Another adaptation that is close to the original Shakespearean play is Roman Polanski’s version of Macbeth. This film adaptation remains faithful to the original piece by keeping the same setting at the same time with the same dialogue. In this movie, Lady Macbeth is very beautiful. She is a slim figure blonde haired woman. His face is a model. In Act 5, Scene 1, Lady Macbeth is in her room talking to herself quite calmly. He does not know the doctors and women in the room. She is also naked, which gives her a sense of helplessness. Her weakness makes her listeners feel sorry for herself when she talks to herself.

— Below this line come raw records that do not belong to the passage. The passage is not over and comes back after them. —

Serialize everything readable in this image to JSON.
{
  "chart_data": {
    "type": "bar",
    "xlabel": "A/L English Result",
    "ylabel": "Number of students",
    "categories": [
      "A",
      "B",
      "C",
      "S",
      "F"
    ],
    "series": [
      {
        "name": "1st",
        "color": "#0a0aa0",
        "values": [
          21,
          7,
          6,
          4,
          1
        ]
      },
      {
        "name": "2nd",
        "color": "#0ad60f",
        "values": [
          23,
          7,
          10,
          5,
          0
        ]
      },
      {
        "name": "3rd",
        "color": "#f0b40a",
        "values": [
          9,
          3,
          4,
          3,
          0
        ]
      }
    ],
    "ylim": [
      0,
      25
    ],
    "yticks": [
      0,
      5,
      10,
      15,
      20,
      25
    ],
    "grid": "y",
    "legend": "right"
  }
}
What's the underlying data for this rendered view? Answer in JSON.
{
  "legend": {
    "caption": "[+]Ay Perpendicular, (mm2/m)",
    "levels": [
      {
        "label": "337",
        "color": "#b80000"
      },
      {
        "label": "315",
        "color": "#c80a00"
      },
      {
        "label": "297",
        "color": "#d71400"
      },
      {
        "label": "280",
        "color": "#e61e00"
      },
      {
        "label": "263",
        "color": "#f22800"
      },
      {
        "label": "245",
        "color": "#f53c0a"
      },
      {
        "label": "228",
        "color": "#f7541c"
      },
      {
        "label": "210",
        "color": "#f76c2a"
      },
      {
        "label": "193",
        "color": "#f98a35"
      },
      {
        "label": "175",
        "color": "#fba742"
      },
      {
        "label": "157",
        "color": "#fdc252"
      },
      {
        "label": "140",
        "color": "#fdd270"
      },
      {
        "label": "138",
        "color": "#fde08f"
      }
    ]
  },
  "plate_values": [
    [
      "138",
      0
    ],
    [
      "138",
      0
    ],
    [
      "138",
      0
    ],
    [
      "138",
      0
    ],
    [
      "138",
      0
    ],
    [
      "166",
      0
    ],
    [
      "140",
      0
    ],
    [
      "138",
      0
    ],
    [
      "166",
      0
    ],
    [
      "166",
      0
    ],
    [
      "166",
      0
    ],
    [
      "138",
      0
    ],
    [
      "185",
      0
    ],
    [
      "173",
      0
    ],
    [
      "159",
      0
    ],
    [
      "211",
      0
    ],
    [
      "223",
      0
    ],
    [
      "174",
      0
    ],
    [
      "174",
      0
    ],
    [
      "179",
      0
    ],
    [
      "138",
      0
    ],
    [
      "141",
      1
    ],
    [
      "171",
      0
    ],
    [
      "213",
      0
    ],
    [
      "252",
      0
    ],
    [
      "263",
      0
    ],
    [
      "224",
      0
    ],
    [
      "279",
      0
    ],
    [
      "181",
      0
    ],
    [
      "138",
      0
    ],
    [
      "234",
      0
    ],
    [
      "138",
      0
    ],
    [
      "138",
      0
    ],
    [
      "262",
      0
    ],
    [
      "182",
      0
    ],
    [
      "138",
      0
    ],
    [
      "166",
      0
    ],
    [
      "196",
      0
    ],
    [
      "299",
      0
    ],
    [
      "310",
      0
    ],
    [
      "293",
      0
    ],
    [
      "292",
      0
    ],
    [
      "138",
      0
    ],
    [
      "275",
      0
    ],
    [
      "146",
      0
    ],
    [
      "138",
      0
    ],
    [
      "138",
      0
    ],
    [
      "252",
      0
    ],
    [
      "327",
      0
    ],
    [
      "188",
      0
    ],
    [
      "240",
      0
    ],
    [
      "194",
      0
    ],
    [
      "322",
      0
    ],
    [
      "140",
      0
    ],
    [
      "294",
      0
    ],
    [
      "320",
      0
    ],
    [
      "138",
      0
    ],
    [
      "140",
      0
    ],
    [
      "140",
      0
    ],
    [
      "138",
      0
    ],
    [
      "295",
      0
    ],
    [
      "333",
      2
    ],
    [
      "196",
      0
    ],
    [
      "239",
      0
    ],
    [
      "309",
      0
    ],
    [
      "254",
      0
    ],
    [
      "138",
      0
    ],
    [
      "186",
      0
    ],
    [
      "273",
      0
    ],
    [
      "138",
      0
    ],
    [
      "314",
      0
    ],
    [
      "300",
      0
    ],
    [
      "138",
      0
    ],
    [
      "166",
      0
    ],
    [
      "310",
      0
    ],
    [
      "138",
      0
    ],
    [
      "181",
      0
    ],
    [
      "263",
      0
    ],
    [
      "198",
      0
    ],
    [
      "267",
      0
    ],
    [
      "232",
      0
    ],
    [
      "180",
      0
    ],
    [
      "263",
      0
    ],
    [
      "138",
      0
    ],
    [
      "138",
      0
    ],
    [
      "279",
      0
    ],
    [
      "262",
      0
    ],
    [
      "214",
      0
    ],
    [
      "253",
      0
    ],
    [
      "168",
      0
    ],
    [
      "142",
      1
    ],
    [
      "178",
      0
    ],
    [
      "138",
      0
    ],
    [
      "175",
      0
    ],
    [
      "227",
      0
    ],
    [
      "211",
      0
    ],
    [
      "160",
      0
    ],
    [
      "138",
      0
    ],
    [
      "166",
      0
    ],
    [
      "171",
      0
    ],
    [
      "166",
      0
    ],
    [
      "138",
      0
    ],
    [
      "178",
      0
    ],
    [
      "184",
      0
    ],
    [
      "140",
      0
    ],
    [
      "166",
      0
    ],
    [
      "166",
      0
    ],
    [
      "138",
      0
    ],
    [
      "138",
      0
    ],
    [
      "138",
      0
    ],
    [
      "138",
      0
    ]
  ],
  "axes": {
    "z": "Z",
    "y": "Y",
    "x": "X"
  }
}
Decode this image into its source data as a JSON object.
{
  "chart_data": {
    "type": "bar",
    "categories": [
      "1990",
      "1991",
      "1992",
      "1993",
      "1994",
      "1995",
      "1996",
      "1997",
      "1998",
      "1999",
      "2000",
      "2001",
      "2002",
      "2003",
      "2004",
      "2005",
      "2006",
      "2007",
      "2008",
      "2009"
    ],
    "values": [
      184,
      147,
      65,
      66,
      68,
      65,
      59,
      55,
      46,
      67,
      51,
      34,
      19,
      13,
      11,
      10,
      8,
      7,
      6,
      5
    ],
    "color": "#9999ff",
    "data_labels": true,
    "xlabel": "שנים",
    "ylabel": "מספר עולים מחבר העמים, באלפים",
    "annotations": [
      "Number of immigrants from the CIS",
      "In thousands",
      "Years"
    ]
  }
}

The audience can forgive, because she is sincere in the words that show her fault; “Tar Fife had a wife: where is she now?” (Macbeth 5.1.39) This is the comment Lady Macbeth makes in both Shakespeare’s version and Polanski’s adaptation when the madman tells himself what he has done and regrets it.
In the life that people tend to care for in the movie more to the lovely than the unlovely and this is why the audience cares about Lady Macbeth in Polanski’s Roman version. His words are sincere. The audience knows that she is sincere in her words, because she thinks that she is alone and pours out her heart without sense, although it seems that she is unconscious. Polanski’s Macbeth is close to Shakespeare’s play but the audience dismisses Lady Macbeth in Polanski’s version because of her vulnerability and beauty.
Everyday people watch television and go to movies and have different reactions to different events in movies. Or we hate what we see, but more seriously. Morrisette’s humorous approach to Scotland PA makes the audience feel safe acting towards Pat Macbeth. Kurosawa’s famous lady Asaji uses Washizu’s guilt to make the audience feel bad about his actions. In Polanski’s version of Macbeth, he uses Lady Macbeth’s beauty and vulnerability to elicit feelings of remorse for her. Each director has to use different places and times to look at the audience, because the different settings of the audience can relate to what they are looking at. Although the directors differed in their adaptations, the goal was the same for all. They want to satisfy their audience.